Contando que faltavam seis dias até o final do prazo dado a Mutemuia para ceder Guardiões, então Tairone sugeriu que eles tirassem o resto do dia para descansar o corpo fatigado da longa viagem entre Bordo da Terra e Tendas. Nemo desenrolou uma esteira no galinheiro alugado e sonhou com seu barco acelerando graças à força motriz de um potente motor construído por ele. Tairone ainda ouvia a discussão com Mutemuia ecoando na cabeça, forçou-se ficar deitado até o corpo doer. Ava partilhava da agitação, levantou e bateu os cascos no chão.

No final da tarde Gael perguntou a Nemo se gostariam de jantar na casa dele, tratava o bordês cordialmente, no entanto, como falaria a um empregado do centauro. A esposa de Gael, ficava sempre bem quieta, tão magrinha que parecia prestes a quebrar quando trazia uma panela de caldo para a mesa. A alimentação patrocinada por Tairone melhorou da sopa rala a um caldo consistente. Deviam estar economizando para o benefício durar mais. Depois da refeição Gael serviu uma bebida destilada que comprou de alguns mésios, crente que oferecer artigos de outro povo de tradição em viagens marítimas agradaria Nemo.

Óbvio que o bordês ficou mal humorado a princípio e entornou o primeiro gole por educação. Os seguintes foram pelo prazer de sentir a embriaguez esfumaçar a razão.
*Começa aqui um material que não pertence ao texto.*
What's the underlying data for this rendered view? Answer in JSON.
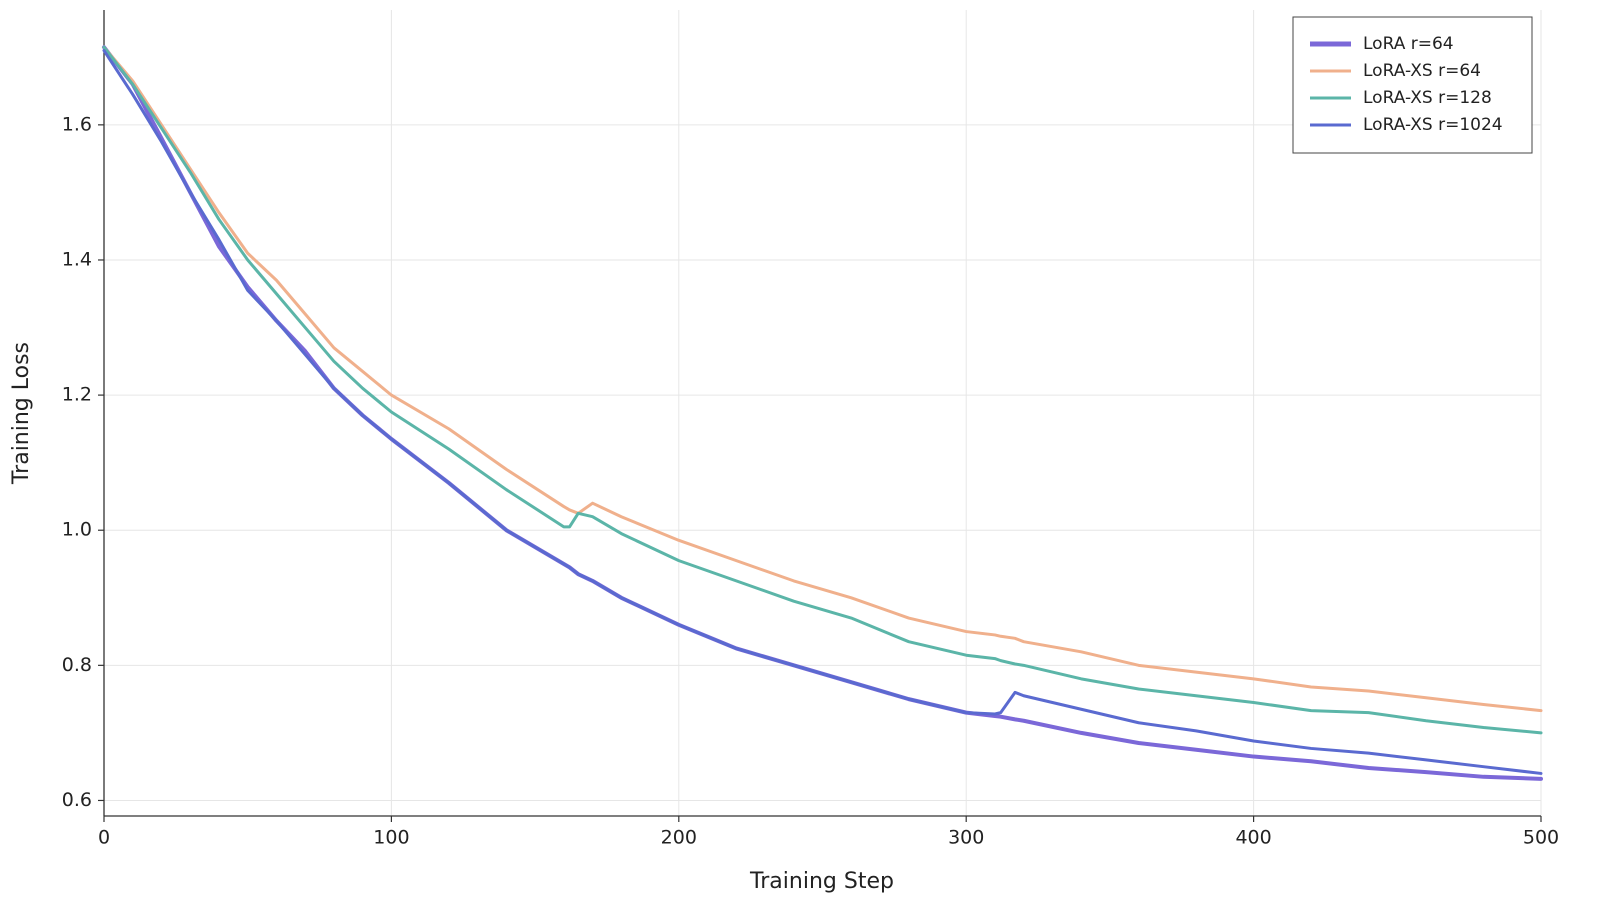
{
  "chart_data": {
    "type": "line",
    "x_label": "Training Step",
    "y_label": "Training Loss",
    "x": [
      0,
      10,
      20,
      30,
      40,
      50,
      60,
      70,
      80,
      90,
      100,
      120,
      140,
      160,
      162,
      165,
      170,
      180,
      200,
      220,
      240,
      260,
      280,
      300,
      310,
      312,
      317,
      320,
      340,
      360,
      380,
      400,
      420,
      440,
      460,
      480,
      500
    ],
    "series": [
      {
        "name": "LoRA r=64",
        "color": "#7b68d8",
        "values": [
          1.715,
          1.66,
          1.58,
          1.5,
          1.42,
          1.36,
          1.31,
          1.265,
          1.21,
          1.17,
          1.135,
          1.07,
          1.0,
          0.95,
          0.945,
          0.935,
          0.925,
          0.9,
          0.86,
          0.825,
          0.8,
          0.775,
          0.75,
          0.73,
          0.725,
          0.724,
          0.72,
          0.718,
          0.7,
          0.685,
          0.675,
          0.665,
          0.658,
          0.648,
          0.642,
          0.635,
          0.632
        ]
      },
      {
        "name": "LoRA-XS r=64",
        "color": "#f0b08c",
        "values": [
          1.715,
          1.665,
          1.6,
          1.535,
          1.47,
          1.41,
          1.37,
          1.32,
          1.27,
          1.235,
          1.2,
          1.15,
          1.09,
          1.035,
          1.03,
          1.025,
          1.04,
          1.02,
          0.985,
          0.955,
          0.925,
          0.9,
          0.87,
          0.85,
          0.845,
          0.843,
          0.84,
          0.835,
          0.82,
          0.8,
          0.79,
          0.78,
          0.768,
          0.762,
          0.752,
          0.742,
          0.733
        ]
      },
      {
        "name": "LoRA-XS r=128",
        "color": "#5bb5a8",
        "values": [
          1.715,
          1.66,
          1.595,
          1.53,
          1.46,
          1.4,
          1.35,
          1.3,
          1.25,
          1.21,
          1.175,
          1.12,
          1.06,
          1.005,
          1.005,
          1.025,
          1.02,
          0.995,
          0.955,
          0.925,
          0.895,
          0.87,
          0.835,
          0.815,
          0.81,
          0.807,
          0.802,
          0.8,
          0.78,
          0.765,
          0.755,
          0.745,
          0.733,
          0.73,
          0.718,
          0.708,
          0.7
        ]
      },
      {
        "name": "LoRA-XS r=1024",
        "color": "#5a6ad0",
        "values": [
          1.71,
          1.645,
          1.575,
          1.5,
          1.43,
          1.355,
          1.31,
          1.26,
          1.21,
          1.17,
          1.135,
          1.07,
          1.0,
          0.95,
          0.945,
          0.935,
          0.925,
          0.9,
          0.86,
          0.825,
          0.8,
          0.775,
          0.75,
          0.73,
          0.728,
          0.73,
          0.76,
          0.755,
          0.735,
          0.715,
          0.703,
          0.688,
          0.677,
          0.67,
          0.66,
          0.65,
          0.64
        ]
      }
    ],
    "xlim": [
      0,
      500
    ],
    "xticks": [
      0,
      100,
      200,
      300,
      400,
      500
    ],
    "ylim": [
      0.577,
      1.77
    ],
    "yticks": [
      0.6,
      0.8,
      {
        "value": 1,
        "label": "1.0"
      },
      1.2,
      1.4,
      1.6
    ],
    "grid": true,
    "legend": "upper-right"
  }
}
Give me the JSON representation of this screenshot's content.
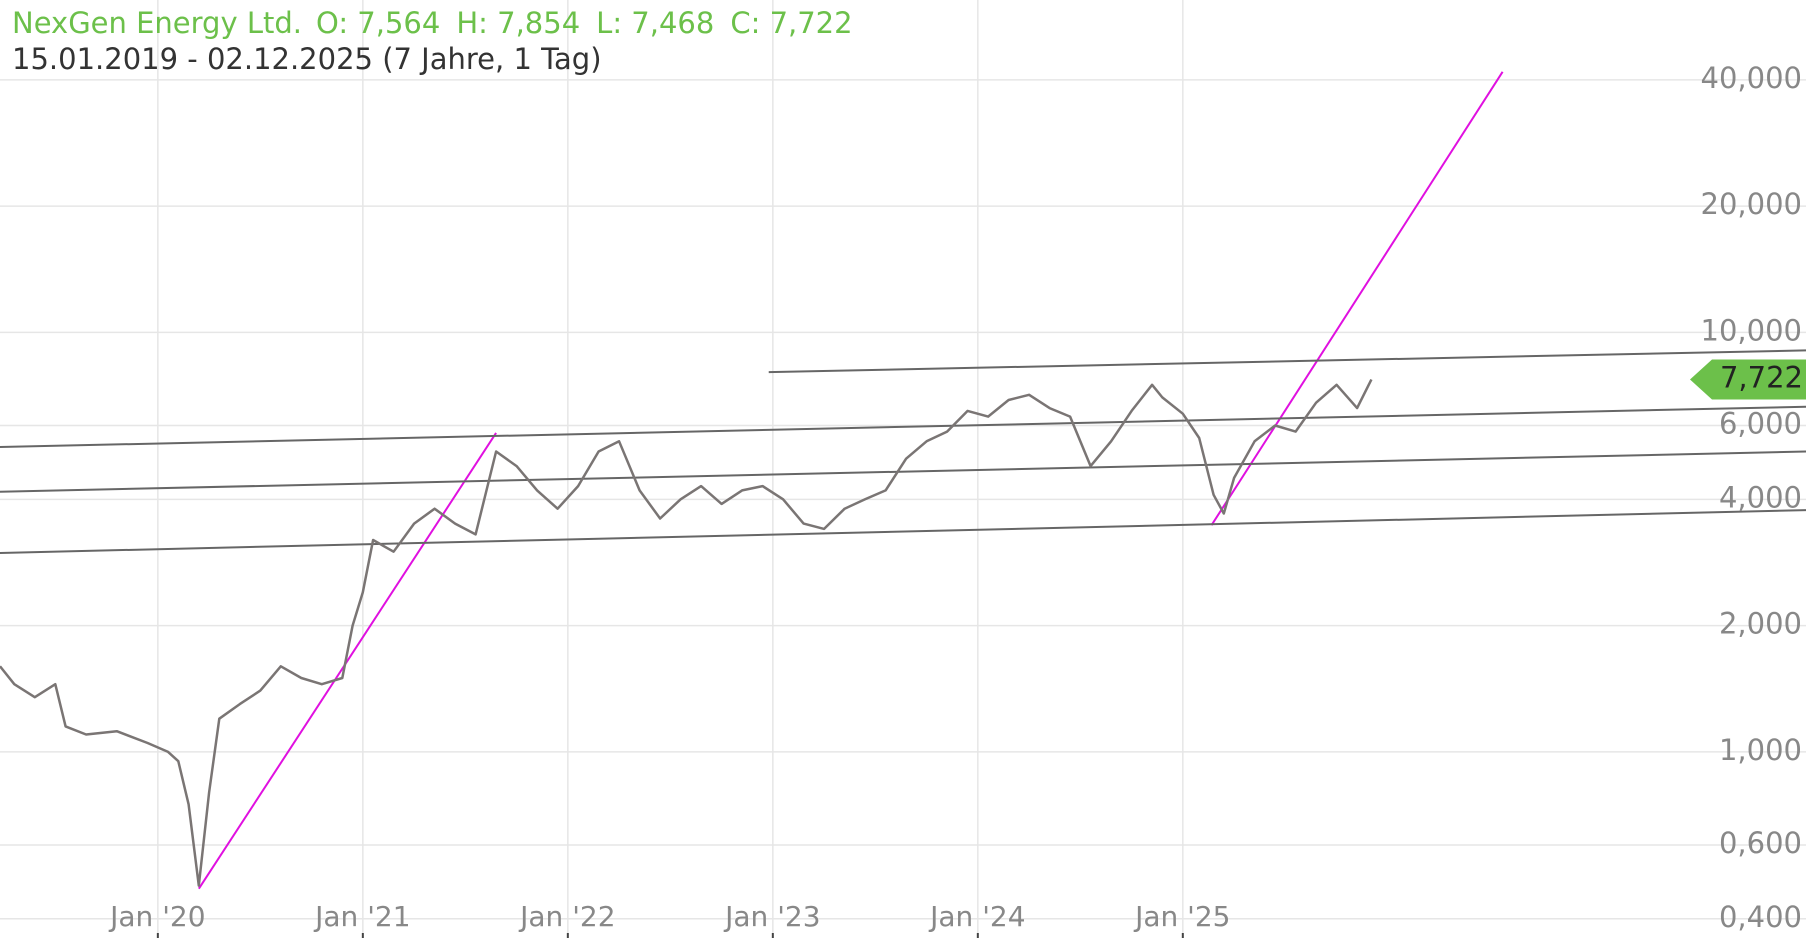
{
  "chart_data": {
    "type": "line",
    "title": "NexGen Energy Ltd.",
    "ohlc": [
      "O: 7,564",
      "H: 7,854",
      "L: 7,468",
      "C: 7,722"
    ],
    "subtitle": "15.01.2019 - 02.12.2025  (7 Jahre, 1 Tag)",
    "log_scale": true,
    "grid": true,
    "color": "#7a7574",
    "x": [
      2019.23,
      2019.3,
      2019.4,
      2019.5,
      2019.55,
      2019.65,
      2019.8,
      2019.95,
      2020.05,
      2020.1,
      2020.15,
      2020.2,
      2020.25,
      2020.3,
      2020.4,
      2020.5,
      2020.6,
      2020.7,
      2020.8,
      2020.9,
      2020.95,
      2021.0,
      2021.05,
      2021.15,
      2021.25,
      2021.35,
      2021.45,
      2021.55,
      2021.65,
      2021.75,
      2021.85,
      2021.95,
      2022.05,
      2022.15,
      2022.25,
      2022.35,
      2022.45,
      2022.55,
      2022.65,
      2022.75,
      2022.85,
      2022.95,
      2023.05,
      2023.15,
      2023.25,
      2023.35,
      2023.45,
      2023.55,
      2023.65,
      2023.75,
      2023.85,
      2023.95,
      2024.05,
      2024.15,
      2024.25,
      2024.35,
      2024.45,
      2024.55,
      2024.65,
      2024.75,
      2024.85,
      2024.9,
      2025.0,
      2025.08,
      2025.15,
      2025.2,
      2025.25,
      2025.35,
      2025.45,
      2025.55,
      2025.65,
      2025.75,
      2025.85,
      2025.92
    ],
    "values": [
      1.6,
      1.45,
      1.35,
      1.45,
      1.15,
      1.1,
      1.12,
      1.05,
      1.0,
      0.95,
      0.75,
      0.48,
      0.8,
      1.2,
      1.3,
      1.4,
      1.6,
      1.5,
      1.45,
      1.5,
      2.0,
      2.4,
      3.2,
      3.0,
      3.5,
      3.8,
      3.5,
      3.3,
      5.2,
      4.8,
      4.2,
      3.8,
      4.3,
      5.2,
      5.5,
      4.2,
      3.6,
      4.0,
      4.3,
      3.9,
      4.2,
      4.3,
      4.0,
      3.5,
      3.4,
      3.8,
      4.0,
      4.2,
      5.0,
      5.5,
      5.8,
      6.5,
      6.3,
      6.9,
      7.1,
      6.6,
      6.3,
      4.8,
      5.5,
      6.5,
      7.5,
      7.0,
      6.4,
      5.6,
      4.1,
      3.7,
      4.5,
      5.5,
      6.0,
      5.8,
      6.8,
      7.5,
      6.6,
      7.722
    ],
    "last_price": {
      "value": 7.722,
      "label": "7,722"
    },
    "price_tag_color": "#6cc04a",
    "lines": [
      {
        "x": [
          2020.2,
          2021.65
        ],
        "y": [
          0.472,
          5.76
        ],
        "color": "#e010e0"
      },
      {
        "x": [
          2025.14,
          2026.56
        ],
        "y": [
          3.47,
          41.8
        ],
        "color": "#e010e0"
      },
      {
        "x": [
          2019.23,
          2028.04
        ],
        "y": [
          5.33,
          6.65
        ],
        "color": "#666666"
      },
      {
        "x": [
          2019.23,
          2028.04
        ],
        "y": [
          4.17,
          5.2
        ],
        "color": "#666666"
      },
      {
        "x": [
          2019.23,
          2028.04
        ],
        "y": [
          2.98,
          3.77
        ],
        "color": "#666666"
      },
      {
        "x": [
          2022.98,
          2028.04
        ],
        "y": [
          8.04,
          9.06
        ],
        "color": "#666666"
      }
    ],
    "xlim": [
      2019.23,
      2028.04
    ],
    "xticks": [
      {
        "value": 2020,
        "label": "Jan '20"
      },
      {
        "value": 2021,
        "label": "Jan '21"
      },
      {
        "value": 2022,
        "label": "Jan '22"
      },
      {
        "value": 2023,
        "label": "Jan '23"
      },
      {
        "value": 2024,
        "label": "Jan '24"
      },
      {
        "value": 2025,
        "label": "Jan '25"
      }
    ],
    "ylim": [
      0.36,
      62
    ],
    "yticks": [
      {
        "value": 0.4,
        "label": "0,400"
      },
      {
        "value": 0.6,
        "label": "0,600"
      },
      {
        "value": 1,
        "label": "1,000"
      },
      {
        "value": 2,
        "label": "2,000"
      },
      {
        "value": 4,
        "label": "4,000"
      },
      {
        "value": 6,
        "label": "6,000"
      },
      {
        "value": 10,
        "label": "10,000"
      },
      {
        "value": 20,
        "label": "20,000"
      },
      {
        "value": 40,
        "label": "40,000"
      }
    ]
  }
}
Os homens já não diziam frases conexas quando o centauro provou a bebida. "Chorume intragável, se comparado ao bom vinho de Sargos." No final entornou mais álcool que os outros. Relaxado, trôpego, retornou a seu estábulo. Pretendia descansar, porém um zumbido intermitente atrapalhava.

Amaldiçoou o som até gostar de sua companhia irritante. Percebendo bem, distinguiu que havia ondulações sonoras, uma discreta melodia no fundo. Ao concentrar-se na música podia apreciar as notas do alaúde. Esse instrumento musical era o preferido de Tairone, pois África sabia manejar essas cordas. Então, o centauro reconheceu o pezinho que se insinuou para dentro do estábulo, cada parte do corpo que entrou em seguida, o rosto afilado com chamativos olhos escuros. Ela tinha a expressão travessa, os lábios franzidos para manter o segredo fechado na boca.

O segredo que reprovou Tairone num primeiro instante, quando o conheceu. Achou-o sisudo demais para a euforia típica dela. Contudo, um fogo aceso pela presença dele convenceu África do contrário, ela assumiu depois. Era uma alegre noviça do Templo, liberal e fogosa, que conheceu Tairone durante uma visita dele à sua mãe, uma grande sacerdotisa. Os dedos regiam as cordas com habilidade, enquanto pés, cintura, cabelos dançavam.